Sandi Haber Fifield: Between Planting and Picking Published by Charta. Text by Leslie K. Brown, Dominique Browning. Photographer Sandi Haber Fifield explores the quiet moments and unexpected beauty that reveal the simple life of a small farm. Inspired by the rapid ascendency of the local food movement, Fifield has spent the last two growing seasons documenting small farms. From Green Gulch in Muir Beach on the West Coast to Beetlebung in Chilmark, MA; from the orchards along the Mississippi River in Brussels, MO, to the grapes grown on Guy Beardsley's eco-garden in Shelton, CT, she has chronicled many places that, although far-flung, share a tangible spirit that is communicated in the most ordinary of details.
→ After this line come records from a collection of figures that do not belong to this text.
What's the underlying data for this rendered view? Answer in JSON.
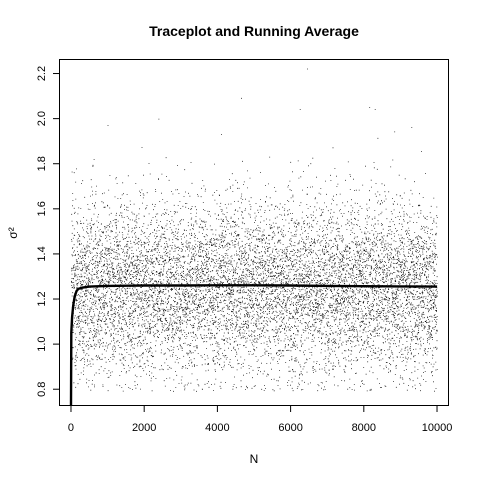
{
  "chart_data": {
    "type": "scatter",
    "title": "Traceplot and Running Average",
    "xlabel": "N",
    "ylabel": "σ²",
    "xlim": [
      -300,
      10300
    ],
    "ylim": [
      0.73,
      2.26
    ],
    "xticks": [
      0,
      2000,
      4000,
      6000,
      8000,
      10000
    ],
    "yticks": [
      0.8,
      1.0,
      1.2,
      1.4,
      1.6,
      1.8,
      2.0,
      2.2
    ],
    "xtick_labels": [
      "0",
      "2000",
      "4000",
      "6000",
      "8000",
      "10000"
    ],
    "ytick_labels": [
      "0.8",
      "1.0",
      "1.2",
      "1.4",
      "1.6",
      "1.8",
      "2.0",
      "2.2"
    ],
    "grid": false,
    "legend": "none",
    "series": [
      {
        "kind": "points",
        "n": 10000,
        "typical_range": [
          0.85,
          1.75
        ],
        "center": 1.25,
        "outliers": [
          [
            4650,
            2.09
          ],
          [
            6450,
            2.22
          ],
          [
            6250,
            2.04
          ],
          [
            8150,
            2.05
          ],
          [
            8300,
            2.04
          ],
          [
            1000,
            1.97
          ],
          [
            4100,
            1.93
          ],
          [
            9300,
            1.96
          ]
        ]
      },
      {
        "kind": "running_average",
        "x": [
          1,
          10,
          30,
          60,
          100,
          150,
          200,
          300,
          500,
          1000,
          2000,
          3000,
          4000,
          5000,
          6000,
          7000,
          8000,
          9000,
          10000
        ],
        "y": [
          0.73,
          1.05,
          1.12,
          1.17,
          1.21,
          1.235,
          1.245,
          1.25,
          1.255,
          1.258,
          1.26,
          1.26,
          1.261,
          1.261,
          1.26,
          1.258,
          1.257,
          1.256,
          1.255
        ]
      }
    ],
    "colors": {
      "points": "#000000",
      "line": "#000000"
    }
  }
}
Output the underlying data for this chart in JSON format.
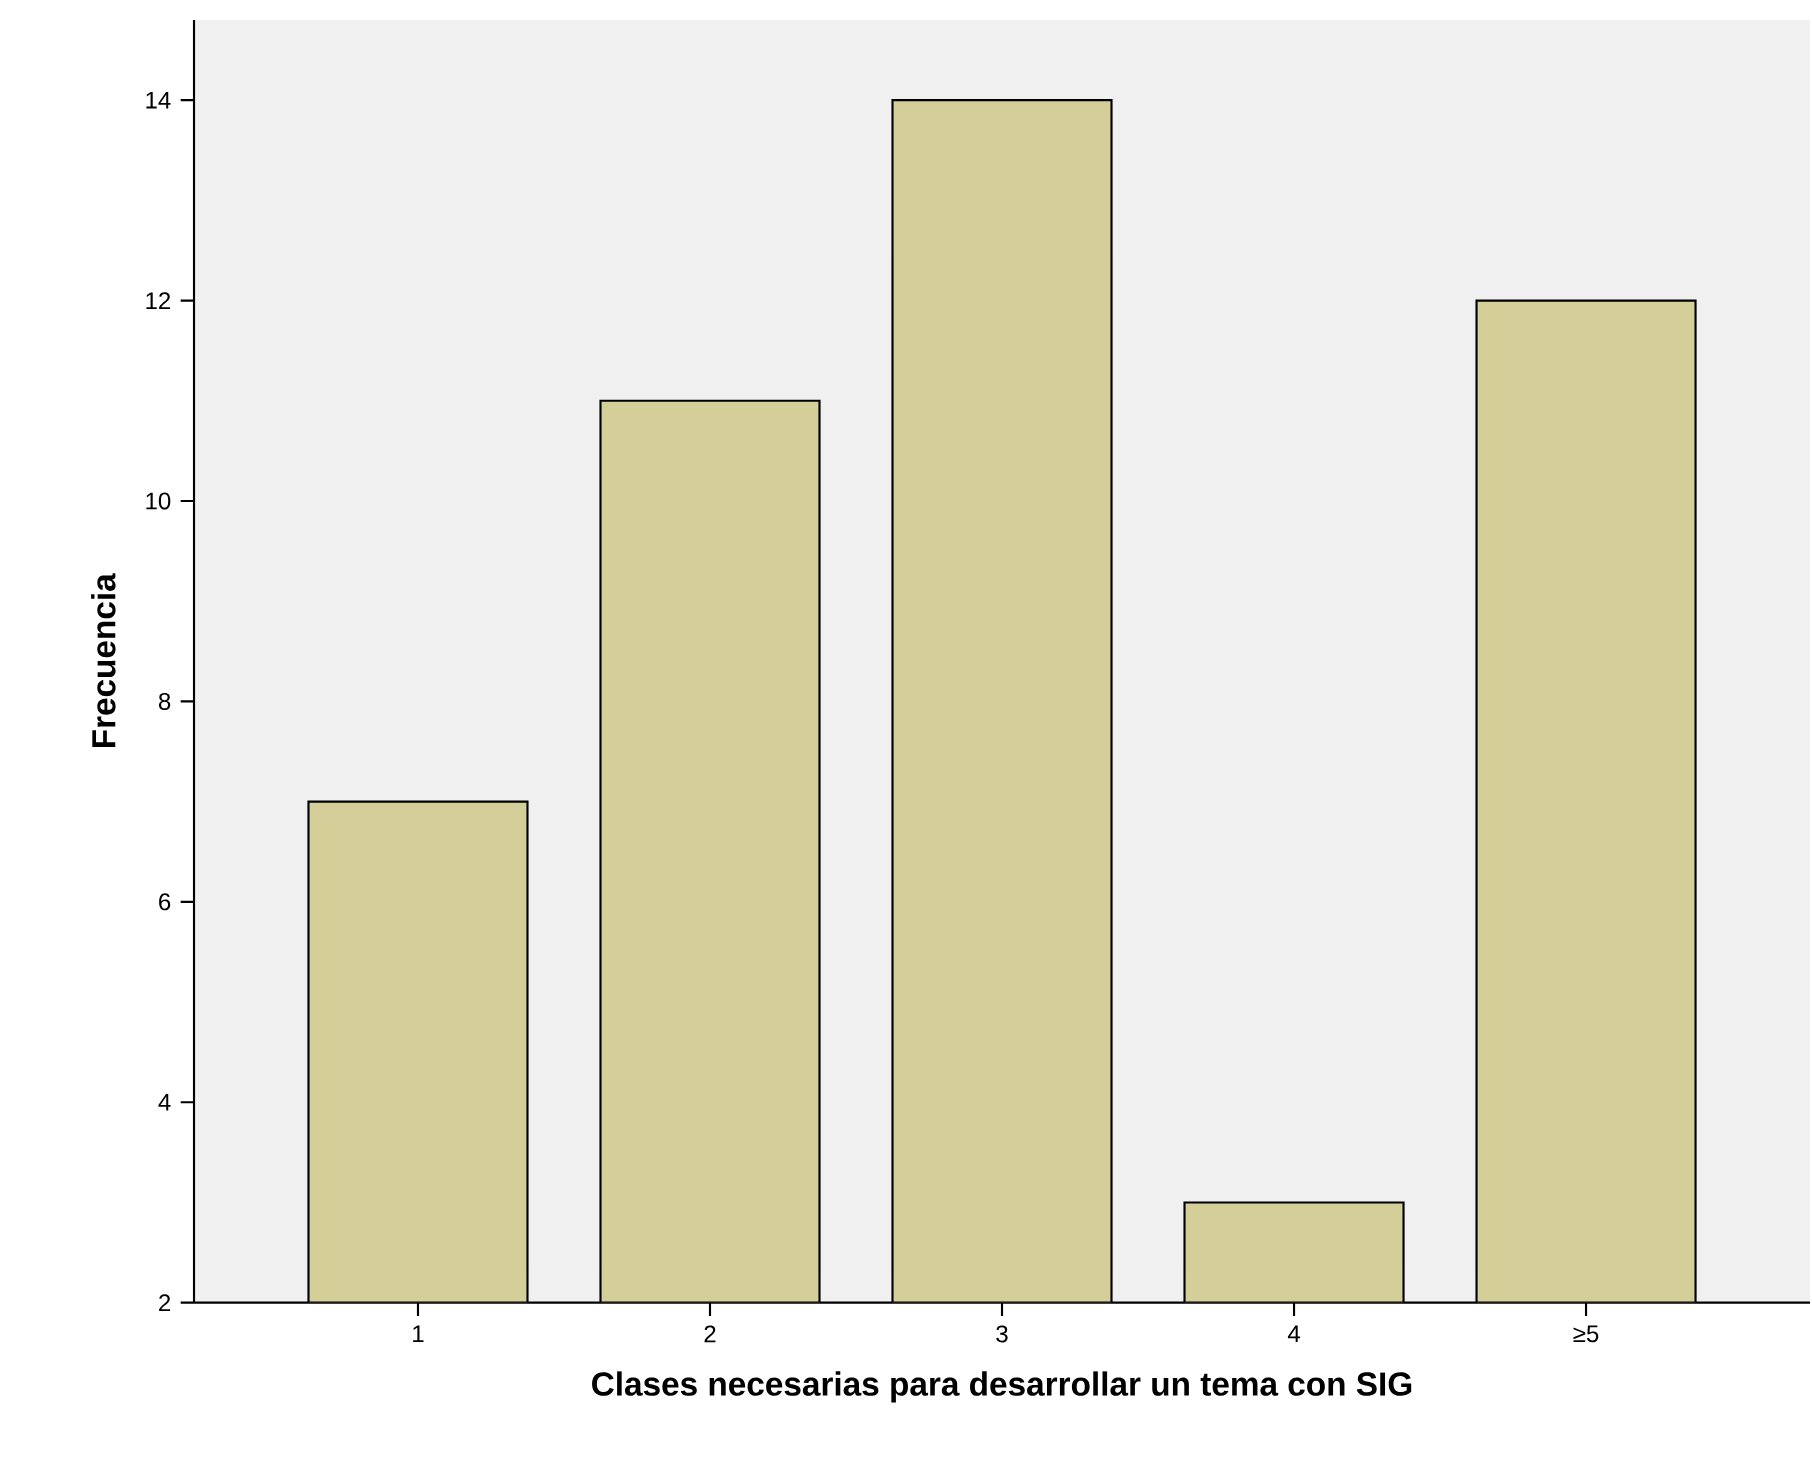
{
  "chart_data": {
    "type": "bar",
    "xlabel": "Clases necesarias para desarrollar un tema con SIG",
    "ylabel": "Frecuencia",
    "categories": [
      "1",
      "2",
      "3",
      "4",
      "≥5"
    ],
    "values": [
      7,
      11,
      14,
      3,
      12
    ],
    "color": "#d4cf98",
    "ylim": [
      2,
      14.8
    ],
    "yticks": [
      2,
      4,
      6,
      8,
      10,
      12,
      14
    ],
    "grid": false
  }
}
She is drawn to the authenticity of small farm life that congregates along the margins in a myriad of cast-off moments: sunlight on muslin seed bags, wooden crates, plastic mesh, buckets, pots, hoses, a lunar planting calendar, quirky signage. The banal details, unsuspecting and unnoticed, constitute a compelling portrait of the farmer who is absent from these photographs, and of the life lived in these places. A rural still life, these pictures illuminate the solitary, homely and authentic quality of life on a small farm. This book includes photographs made on farms, but is not about farming per se; the images are about the quiet moments that reveal the unexpected beauty of small farms through the banal details.
"Farming has always been, and will always be cruelly hard work-even while it is a primal, joyful endeavor. It is this yin and yang of pleasure and pain, work and rest, beauty and utility, tidy and messy, bounty and loss, that Sandi Haber Fifield so artfully captures in the photographs presented in Between Planting and Picking."
Dominique Browning, Writer
"Parting the curtain, [Sandi] Haber Fifield allows viewers to witness what customers normally do not experience at the farm stand or grocers. Along the way, we encounter intimate moments of specificity, stillness, and splendor. …[T]his work explores by lingering, not moving on, and builds a complex vocabulary of visual association. It is photography as a form of planting. Every snap of the shutter deposits a new vision into the world, each with the infinite potential to grow in the minds of others."
Leslie K. Brown, Independent Curator and Educator
"There is a story behind our food. Sandi Haber Fifield's photographs show us that story at its best. We sometimes forget that pleasure and responsibility are linked, and that in work, there can be beauty and joy. Here are pictures of small farms, where food is grown with integrity, and of simple places that are beautiful because of the work that is done there."